Domestic researchers have devised a new concept of artificial intelligence model that can independently formulate and verify hypotheses like humans and animals. This achievement became possible by uncovering the process through which humans and animals establish hypotheses, maintain consistent behavioral strategies, and independently doubt and verify these hypotheses to adapt to situations.
KAIST announced on the 27th that a joint research team led by Professors Sangwan Lee and Minhwan Jeong from the Department of Brain and Cognitive Sciences proposed a new reinforcement learning theory and elucidated its neuroscientific principles.
(From left) Professor Lee Sang-wan, Department of Brain and Cognitive Sciences, KAIST, and PhD candidate Yang Min-su. Courtesy of KAIST
According to the joint research team, the problem of finding an appropriate balance between behavioral consistency and flexibility according to the current situation is called the "Stability-flexibility dilemma."
To resolve this dilemma, one must continuously verify and revise whether their current judgment is correct. Although various studies related to this have been conducted in the fields of neuroscience and artificial intelligence, a perfect solution had not been discovered until now.
The joint research team, noting that both traditional reinforcement learning theories and the latest AI algorithms fail to adequately explain animal behavior, devised a new method that can dynamically profile behavioral patterns based on hypotheses formulated independently to predict and verify subsequent situations.
They also proposed a new adaptive reinforcement learning theory and model that asymmetrically updates behavioral strategies based on prediction errors of hypotheses animals form about their current situations.
Most state-of-the-art AI models focus on efficient problem-solving and often fail to properly explain human or animal behavior.
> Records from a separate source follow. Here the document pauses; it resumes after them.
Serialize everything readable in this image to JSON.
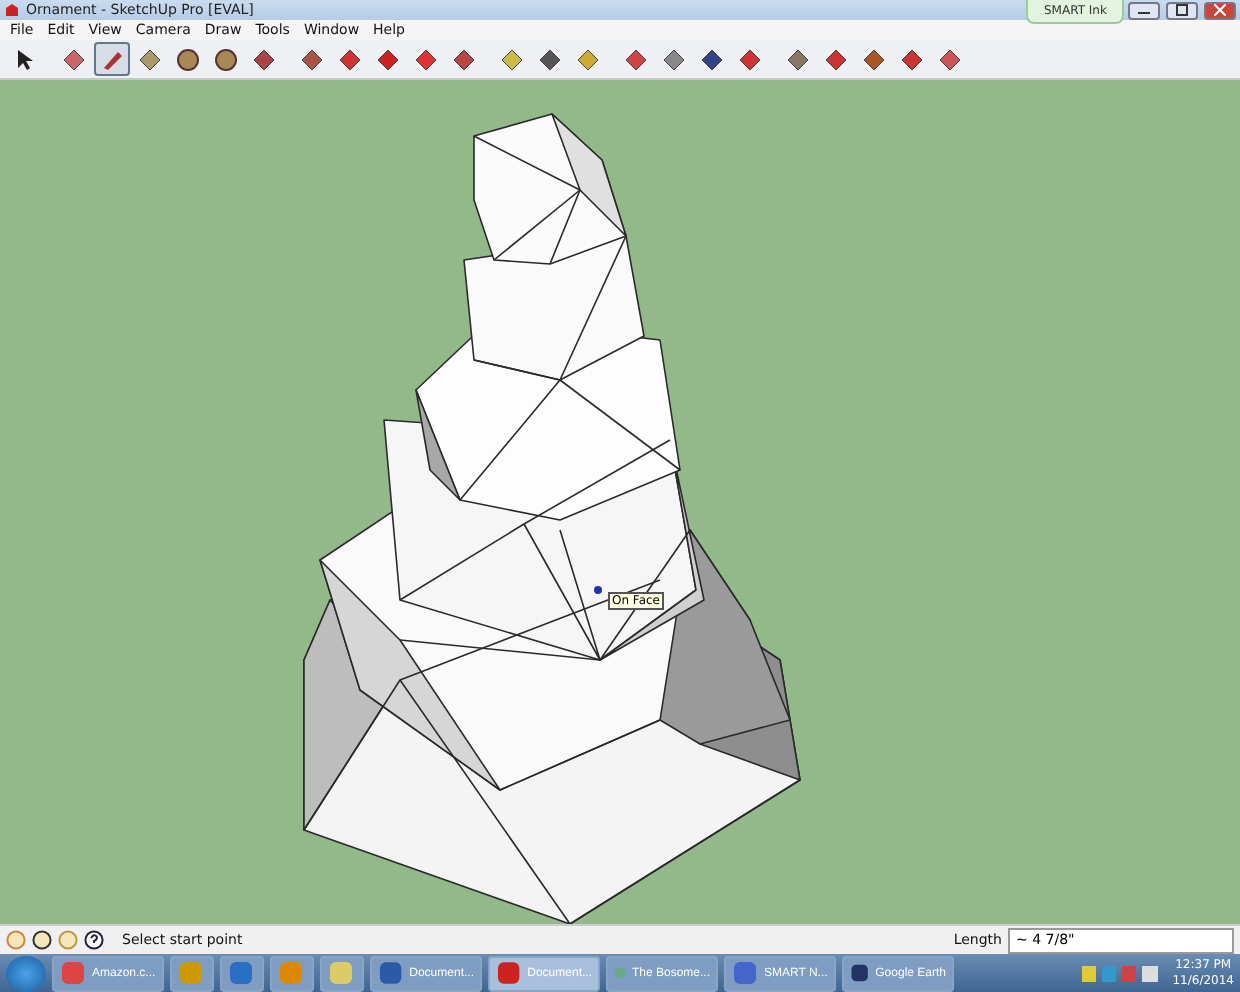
{
  "window": {
    "title": "Ornament - SketchUp Pro [EVAL]"
  },
  "smart_ink": {
    "label": "SMART Ink"
  },
  "menu": [
    "File",
    "Edit",
    "View",
    "Camera",
    "Draw",
    "Tools",
    "Window",
    "Help"
  ],
  "toolbar": [
    {
      "selected": false
    },
    {
      "selected": false
    },
    {
      "selected": true
    },
    {
      "selected": false
    },
    {
      "selected": false
    },
    {
      "selected": false
    },
    {
      "selected": false
    },
    {
      "selected": false
    },
    {
      "selected": false
    },
    {
      "selected": false
    },
    {
      "selected": false
    },
    {
      "selected": false
    },
    {
      "selected": false
    },
    {
      "selected": false
    },
    {
      "selected": false
    },
    {
      "selected": false
    },
    {
      "selected": false
    },
    {
      "selected": false
    },
    {
      "selected": false
    },
    {
      "selected": false
    },
    {
      "selected": false
    },
    {
      "selected": false
    },
    {
      "selected": false
    },
    {
      "selected": false
    }
  ],
  "tooltip": {
    "text": "On Face"
  },
  "status_bar": {
    "message": "Select start point",
    "measure_label": "Length",
    "measure_value": "~ 4 7/8\""
  },
  "taskbar": {
    "apps": [
      {
        "label": "Amazon.c...",
        "selected": false
      },
      {
        "selected": false
      },
      {
        "selected": false
      },
      {
        "selected": false
      },
      {
        "selected": false
      },
      {
        "label": "Document...",
        "selected": false
      },
      {
        "label": "Document...",
        "selected": true
      },
      {
        "label": "The Bosome...",
        "selected": false
      },
      {
        "label": "SMART N...",
        "selected": false
      },
      {
        "label": "Google Earth",
        "selected": false
      }
    ],
    "time": "12:37 PM",
    "date": "11/6/2014"
  }
}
In contrast, the proposed model was able to predict animal behavior in response to unexpected events with an average accuracy improvement of 15% (up to 31%) compared to the latest AI models.
These results were consistently reproduced in the analysis of four different animal experimental datasets previously published (two-step task, two-armed bandit task, T-maze task, two-armed bandit task with MSN inactivation).
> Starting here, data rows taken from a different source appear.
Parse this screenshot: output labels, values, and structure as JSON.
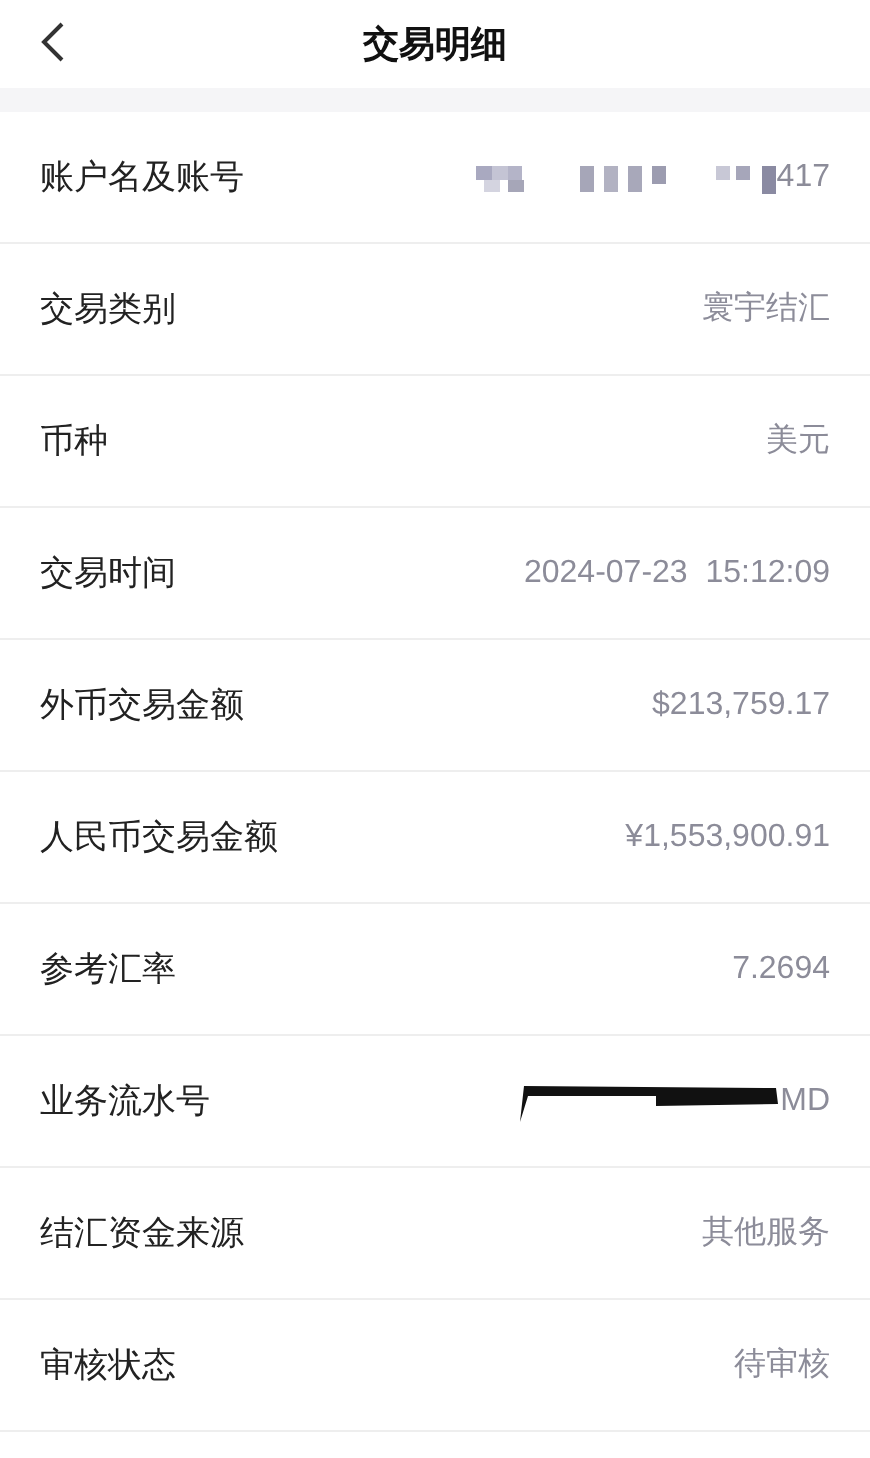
{
  "header": {
    "title": "交易明细"
  },
  "rows": [
    {
      "label": "账户名及账号",
      "kind": "masked",
      "value": "417"
    },
    {
      "label": "交易类别",
      "kind": "text",
      "value": "寰宇结汇"
    },
    {
      "label": "币种",
      "kind": "text",
      "value": "美元"
    },
    {
      "label": "交易时间",
      "kind": "text",
      "value": "2024-07-23  15:12:09"
    },
    {
      "label": "外币交易金额",
      "kind": "text",
      "value": "$213,759.17"
    },
    {
      "label": "人民币交易金额",
      "kind": "text",
      "value": "¥1,553,900.91"
    },
    {
      "label": "参考汇率",
      "kind": "text",
      "value": "7.2694"
    },
    {
      "label": "业务流水号",
      "kind": "scribbled",
      "value": "MD"
    },
    {
      "label": "结汇资金来源",
      "kind": "text",
      "value": "其他服务"
    },
    {
      "label": "审核状态",
      "kind": "text",
      "value": "待审核"
    }
  ]
}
During the research, the joint team also discovered that medium-sized spiny neurons in the striatum of the midbrain basal ganglia (a brain region responsible for motor control and learning functions), which constitute 90% of the striatum and are characterized by inhibitory neural activity, are involved in the hypothesis-based adaptive reinforcement learning process.
The research results demonstrate that the brain’s method of contextual inference fundamentally differs from that of large-scale AI models.
For example, AI models such as ChatGPT and DeepSeek estimate contextual information from user inputs and, based on this, match it to the necessary expert systems (DeepSeek uses reinforcement learning for matching), assuming the context is correct until new information arrives.
However, the brain doubts the context (hypothesis) it has inferred itself and actively accepts new contexts as soon as the doubt is confirmed. The joint research team emphasized that this suggests a new direction that could alleviate hallucination phenomena?excessive confidence shown by AI?and enable the construction of reasoning engines similar to humans.
The joint research team expects that the research results will be widely applicable in practical fields through brain science-artificial intelligence convergence research.
For instance, using human dynamic behavioral profiling technology, it is possible to analyze individuals’ abilities to formulate and verify hypotheses, which can be directly applied to designing customized educational curricula, personnel and workforce management systems, and human-computer interaction fields.
Moreover, the proposed adaptive reinforcement learning model, as a "brain-like thinking AI" technology, is expected to be utilized in solving the value alignment problem between humans and AI.
Professor Sangwan Lee stated, "This research is a case that revealed the brain’s hypothesis-based adaptive learning principles, which were difficult to explain solely by existing AI reinforcement learning theories," and added, "Incorporating brain science theories of self-doubt and verification into the design and learning processes of large-scale AI systems could enhance their reliability."
Meanwhile, this research was conducted with support from the Ministry of Science and ICT’s Institute for Information & Communications Technology Planning & Evaluation SW Star Lab, the Frontier Challenge R&D project, the Korea Research Foundation’s mid-career researcher program, and KAIST’s Jaecheol Kim AI Graduate School project.